Его нерешительный стук в дверь соседей сверху, на которой была напечатана карточка с именем ВАН ДжиЭЛДЕН, для него означал начало того самого, чего он добросовестно избегал все эти годы. В здании, в котором он жил раньше, когда Юваль, будучи голодным подростком, обнаружил, что в доме нет сахара, и предложил одолжить немного у соседей, Майкл пришел в ужас.
“Соседей нет”, - твердо заявил он. “Это начинается с просьбы о сахаре и заканчивается тем, что меня приглашают в Комитет жильцов”.
“Тебе все равно придется это сделать”, - пообещал Юваль. “Придет твоя очередь. Мама такая же, но дедушка заботится об этом за нее”.
“Если меня не существует, я не обязан этого делать”, - настаивал Майкл.
“Что вы имеете в виду, если вы не существуете?
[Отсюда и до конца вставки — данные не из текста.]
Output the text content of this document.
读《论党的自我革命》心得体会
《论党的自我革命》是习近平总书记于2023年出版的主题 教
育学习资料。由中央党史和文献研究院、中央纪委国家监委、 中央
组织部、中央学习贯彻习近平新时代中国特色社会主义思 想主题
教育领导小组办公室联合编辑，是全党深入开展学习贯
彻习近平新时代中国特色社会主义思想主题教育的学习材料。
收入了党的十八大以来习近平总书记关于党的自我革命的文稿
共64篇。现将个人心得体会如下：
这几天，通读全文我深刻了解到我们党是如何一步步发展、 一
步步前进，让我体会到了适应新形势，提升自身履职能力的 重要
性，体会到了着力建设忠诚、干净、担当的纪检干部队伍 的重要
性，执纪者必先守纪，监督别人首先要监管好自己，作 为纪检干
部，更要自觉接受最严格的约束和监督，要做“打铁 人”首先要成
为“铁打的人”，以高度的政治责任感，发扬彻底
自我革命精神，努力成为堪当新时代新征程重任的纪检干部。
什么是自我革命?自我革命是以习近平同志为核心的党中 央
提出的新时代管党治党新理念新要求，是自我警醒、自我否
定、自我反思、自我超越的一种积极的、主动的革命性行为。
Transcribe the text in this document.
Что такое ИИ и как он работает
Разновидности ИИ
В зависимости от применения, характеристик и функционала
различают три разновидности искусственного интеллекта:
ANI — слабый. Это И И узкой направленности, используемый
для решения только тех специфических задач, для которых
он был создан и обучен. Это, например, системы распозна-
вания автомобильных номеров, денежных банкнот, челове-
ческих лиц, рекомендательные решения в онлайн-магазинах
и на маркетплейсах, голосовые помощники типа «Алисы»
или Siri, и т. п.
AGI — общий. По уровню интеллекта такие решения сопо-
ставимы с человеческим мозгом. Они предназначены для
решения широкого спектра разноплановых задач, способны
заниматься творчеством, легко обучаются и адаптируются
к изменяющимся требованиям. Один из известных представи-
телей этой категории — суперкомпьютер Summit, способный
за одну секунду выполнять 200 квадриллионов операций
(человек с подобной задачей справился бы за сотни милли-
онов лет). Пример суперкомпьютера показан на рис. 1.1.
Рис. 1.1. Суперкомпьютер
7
Вы действительно существуете!” Юваль протестовал назидательным тоном, который он принимал всякий раз, когда его отец казался оторванным от реальности. Он склонил голову с критическим выражением лица, требуя положить конец этой бессмыслице.
“Если я кажусь несуществующим”, - сказал Майкл. “Особенно если я не стучусь в двери с просьбой принести чашки сахара и муки. Мне кажется, это единственное, или одна из немногих вещей, о которых мы с твоей матерью договорились с самого начала ”.
Юваль, словно боясь услышать что-либо еще о соглашениях и разногласиях своих родителей, поспешил положить конец разговору, сказав: “Ладно, неважно, я буду пить какао, в нем уже есть сахар”.
Майкл боялся неприятного разговора со своим соседом, которого он не смог бы избежать, потому что расползающиеся пятна удручающе пахли запущенностью и бедностью. Мысль о сантехниках, разорванной плитке, стуке молотком, суматохе и общем расстройстве вместе с осознанием того, что он забыл купить свежий кофе к празднику, становилась все сильнее по мере того, как вступительная тема симфонии продолжала нагнетать напряжение. Чтобы успокоиться, он начал читать небольшой буклет, сопровождавший диск. Он достал его из прозрачной плоской пластиковой коробки, посмотрел на красивое лицо Карло Марии Джулини и его блестящую гриву, которая не смогла скрыть задумчивый лоб дирижера, и задался вопросом, как итальянец ладит с музыкантами Берлинского филармонического оркестра.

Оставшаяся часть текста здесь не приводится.